When the city becomes a movie’s biggest character
By Liam Heitmann-Ryce
In the Berlin of old, citizens fared well to remember that rooms had ears. Before the fall of the Wall in November 1989, the Communist regime of East Germany relied on hundreds of thousands of spies and two-faced friends to feed them tip-offs pertaining to any suspected dissident behaviour. At its height, the Stasi (Ministerium für Staatsicherheit, or “secret state police”) was believed to have held files on over 6,000,000 East German citizens – over a third of its population.
Berlin-Hohenschönhausen, former Stasi prison. Photo: pxfuel
Berlin was a city of whisperers and tiptoers, where few could dream of defection to the West without having their plans intercepted by a network of informants. The mood of paranoia that pervaded much of Berlin life during the post-war decades extended to its Soviet architecture, too – enormous concrete slabs littered with windows, where city-dwellers could be observed from a thousand different rooms on either side.
While this jarring new aesthetic was far from comforting for many Berlin residents, it was an inadvertent goldmine for filmmakers on the hunt for a place to set their espionage thrillers or gloomy horror flicks.
While there are so many great examples of Berlin cinema – looking at you, Good Bye Lenin! – here are two films that really set the mood with their formerly Soviet surroundings.

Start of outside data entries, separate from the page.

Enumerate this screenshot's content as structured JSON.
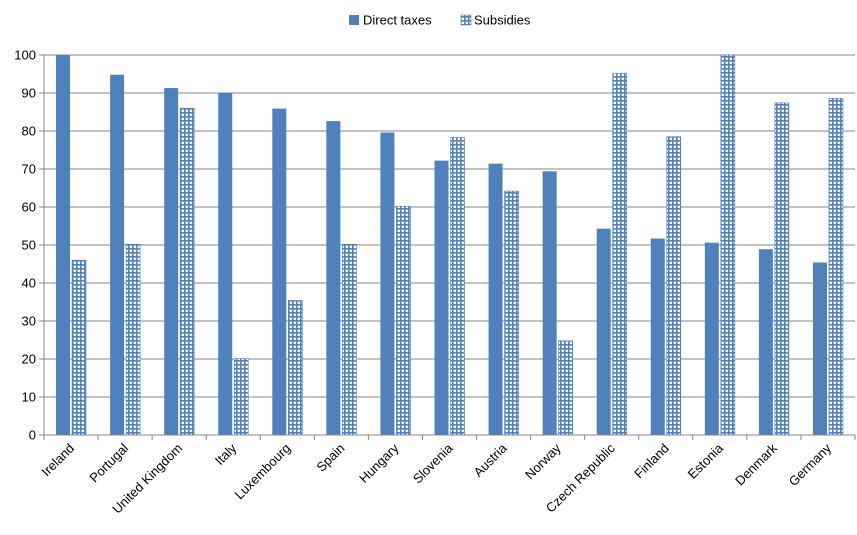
{
  "chart_data": {
    "type": "bar",
    "title": "",
    "xlabel": "",
    "ylabel": "",
    "ylim": [
      0,
      100
    ],
    "yticks": [
      0,
      10,
      20,
      30,
      40,
      50,
      60,
      70,
      80,
      90,
      100
    ],
    "grid": "horizontal",
    "legend_position": "top-center",
    "categories": [
      "Ireland",
      "Portugal",
      "United Kingdom",
      "Italy",
      "Luxembourg",
      "Spain",
      "Hungary",
      "Slovenia",
      "Austria",
      "Norway",
      "Czech Republic",
      "Finland",
      "Estonia",
      "Denmark",
      "Germany"
    ],
    "series": [
      {
        "name": "Direct taxes",
        "color": "#4f81bd",
        "pattern": "solid",
        "values": [
          100,
          94.8,
          91.3,
          90.1,
          85.9,
          82.6,
          79.6,
          72.2,
          71.4,
          69.4,
          54.3,
          51.7,
          50.6,
          48.9,
          45.4
        ]
      },
      {
        "name": "Subsidies",
        "color": "#4f81bd",
        "pattern": "grid",
        "values": [
          46,
          50.2,
          86,
          20.1,
          35.4,
          50.2,
          60.2,
          78.3,
          64.2,
          24.8,
          95.2,
          78.5,
          100,
          87.4,
          88.6
        ]
      }
    ]
  }
}
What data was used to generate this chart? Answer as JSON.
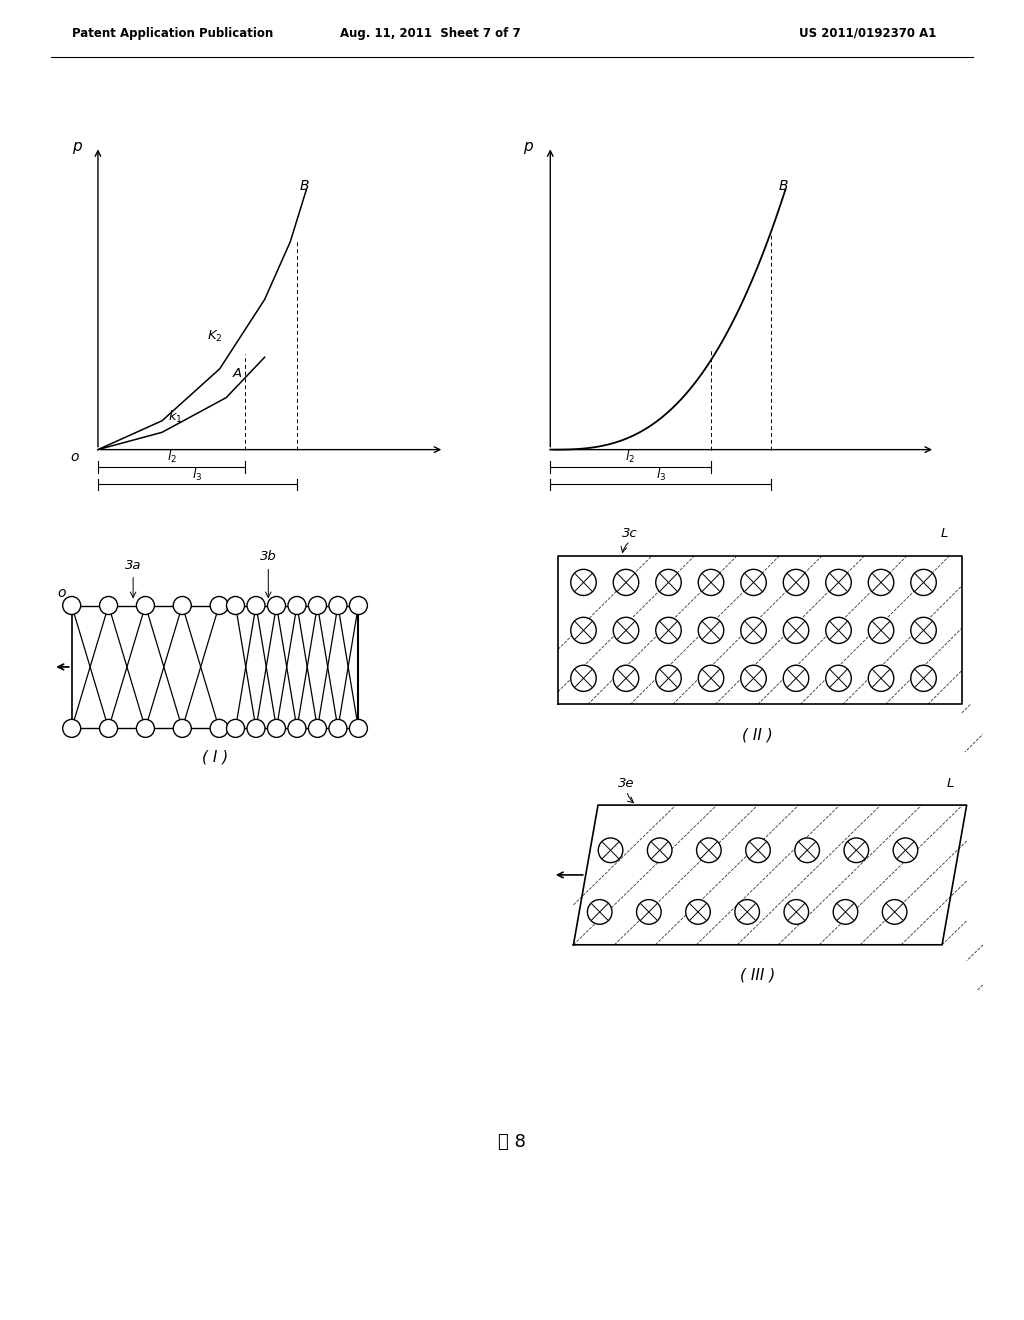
{
  "bg_color": "#ffffff",
  "header_left": "Patent Application Publication",
  "header_mid": "Aug. 11, 2011  Sheet 7 of 7",
  "header_right": "US 2011/0192370 A1",
  "fig_caption": "图 8",
  "label_I": "( I )",
  "label_II": "( II )",
  "label_III": "( III )",
  "label_3a": "3a",
  "label_3b": "3b",
  "label_3c": "3c",
  "label_3e": "3e",
  "label_L1": "L",
  "label_L2": "L"
}
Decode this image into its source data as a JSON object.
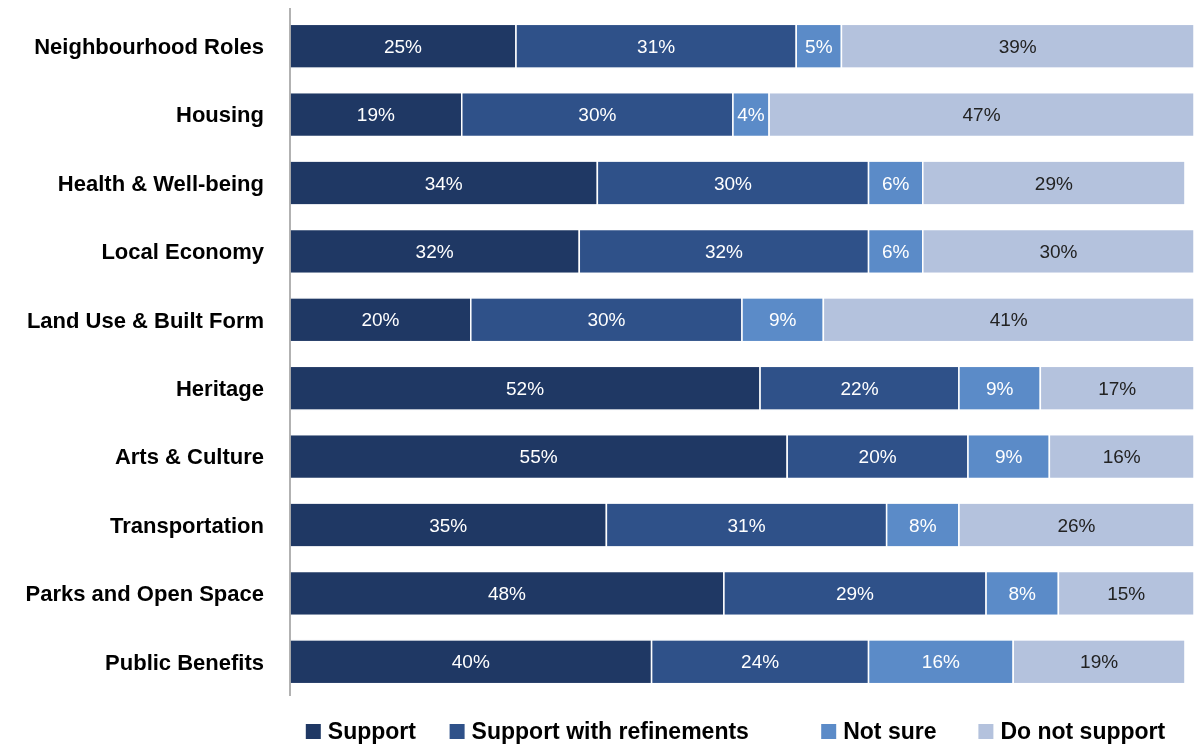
{
  "chart_data": {
    "type": "bar",
    "orientation": "horizontal",
    "stacked": true,
    "categories": [
      "Neighbourhood Roles",
      "Housing",
      "Health & Well-being",
      "Local Economy",
      "Land Use & Built Form",
      "Heritage",
      "Arts & Culture",
      "Transportation",
      "Parks and Open Space",
      "Public Benefits"
    ],
    "series": [
      {
        "name": "Support",
        "color": "#1f3864",
        "values": [
          25,
          19,
          34,
          32,
          20,
          52,
          55,
          35,
          48,
          40
        ],
        "value_labels": [
          "25%",
          "19%",
          "34%",
          "32%",
          "20%",
          "52%",
          "55%",
          "35%",
          "48%",
          "40%"
        ]
      },
      {
        "name": "Support with refinements",
        "color": "#2f5189",
        "values": [
          31,
          30,
          30,
          32,
          30,
          22,
          20,
          31,
          29,
          24
        ],
        "value_labels": [
          "31%",
          "30%",
          "30%",
          "32%",
          "30%",
          "22%",
          "20%",
          "31%",
          "29%",
          "24%"
        ]
      },
      {
        "name": "Not sure",
        "color": "#5b8bc8",
        "values": [
          5,
          4,
          6,
          6,
          9,
          9,
          9,
          8,
          8,
          16
        ],
        "value_labels": [
          "5%",
          "4%",
          "6%",
          "6%",
          "9%",
          "9%",
          "9%",
          "8%",
          "8%",
          "16%"
        ]
      },
      {
        "name": "Do not support",
        "color": "#b4c2dd",
        "values": [
          39,
          47,
          29,
          30,
          41,
          17,
          16,
          26,
          15,
          19
        ],
        "value_labels": [
          "39%",
          "47%",
          "29%",
          "30%",
          "41%",
          "17%",
          "16%",
          "26%",
          "15%",
          "19%"
        ]
      }
    ],
    "xlim": [
      0,
      100
    ],
    "legend": "bottom"
  }
}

The Bourne Supremacy (Berlin-Mitte)
In a plot where evading government detection is the name of the game, it was unsurprising that director Paul Greengrass chose to set 2004’s The Bourne Supremacy in the city where eyes and ears could once be found in every street and around every corner. This being an America-friendly blockbuster, it relies on the city’s most recognisable iconography: much of the action takes place in Berlin’s more touristy Mitte district.
Featuring a disorientating foot-chase across Friedrichstraße train station and an especially threatening on-the-move interrogation that culminates in an Alexanderplatz basement, the film’s desaturated colour palette sits comfortably within its chosen setting. And of course it’s set in winter, so the low grey skies influence much of the film’s literal atmosphere of murky pasts and seedy coverups.
Possession (Kreuzberg)
Polish director Andrzej Żuławski’s cult 1981 horror film Possession follows a fairly odd premise – an international spy returns home to his wife in West Berlin, who declares she wants a divorce and refuses to explain why. Yet the film borrows largely from its setting to build a cold, uneasy mood before descending more deeply into excesses of violence and body horror.
While the pointed location of the couple’s apartment beside the Wall serves as a metaphor for marital separation like nothing else, the film’s grainy texture is rinsed in a profoundly grey filter of dark skies and faded pastels. As actress Isabelle Adjani says in the excellent documentary The Other Side of the Wall: The Making of “Possession”, the whole film was shot in Kreuzberg. “The windows opened to the Wall,” she recalls; “we were just five metres away from it,” with the barbed wire and border guards visible from almost any angle.
In a performance that won her the César Award for Best Actress, the film is best remembered for a gruesome scene that takes place in an U-Bahn station – seriously not to be seen by underage viewers! It’s pretty graphic stuff, but an amazing slice of cinema nevertheless.
Fun fact: the scene was shot at 5 am in the Platz der Luftbrücke station, situated at the southernmost border of Kreuzberg, right next to the abandoned Tempelhof airport. Today the old runway area is used as a public park, and Berliners use its 386 hectares for roller-skating, dog-walking, and – as I discovered during my own visit last year – there are even some public vegetable gardens!
Wie schön.
Tempelhofer Feld. Photo: Liam Heitmann-Ryce
Some cities just emanate a feeling, they just have such a distinctive, tangible vibe. Melbourne is a place that makes you want to sit on the lawn and discuss latte art. Krakow makes you stand on a bridge and watch the world clatter past.
Berlin feels like you’ve stepped into a time vortex, where everything is so obviously real, so definitely made of so many materials and leftover bits of stuff. Berlin feels simultaneously historical and contemporary, and it will always look great through the lens of a camera.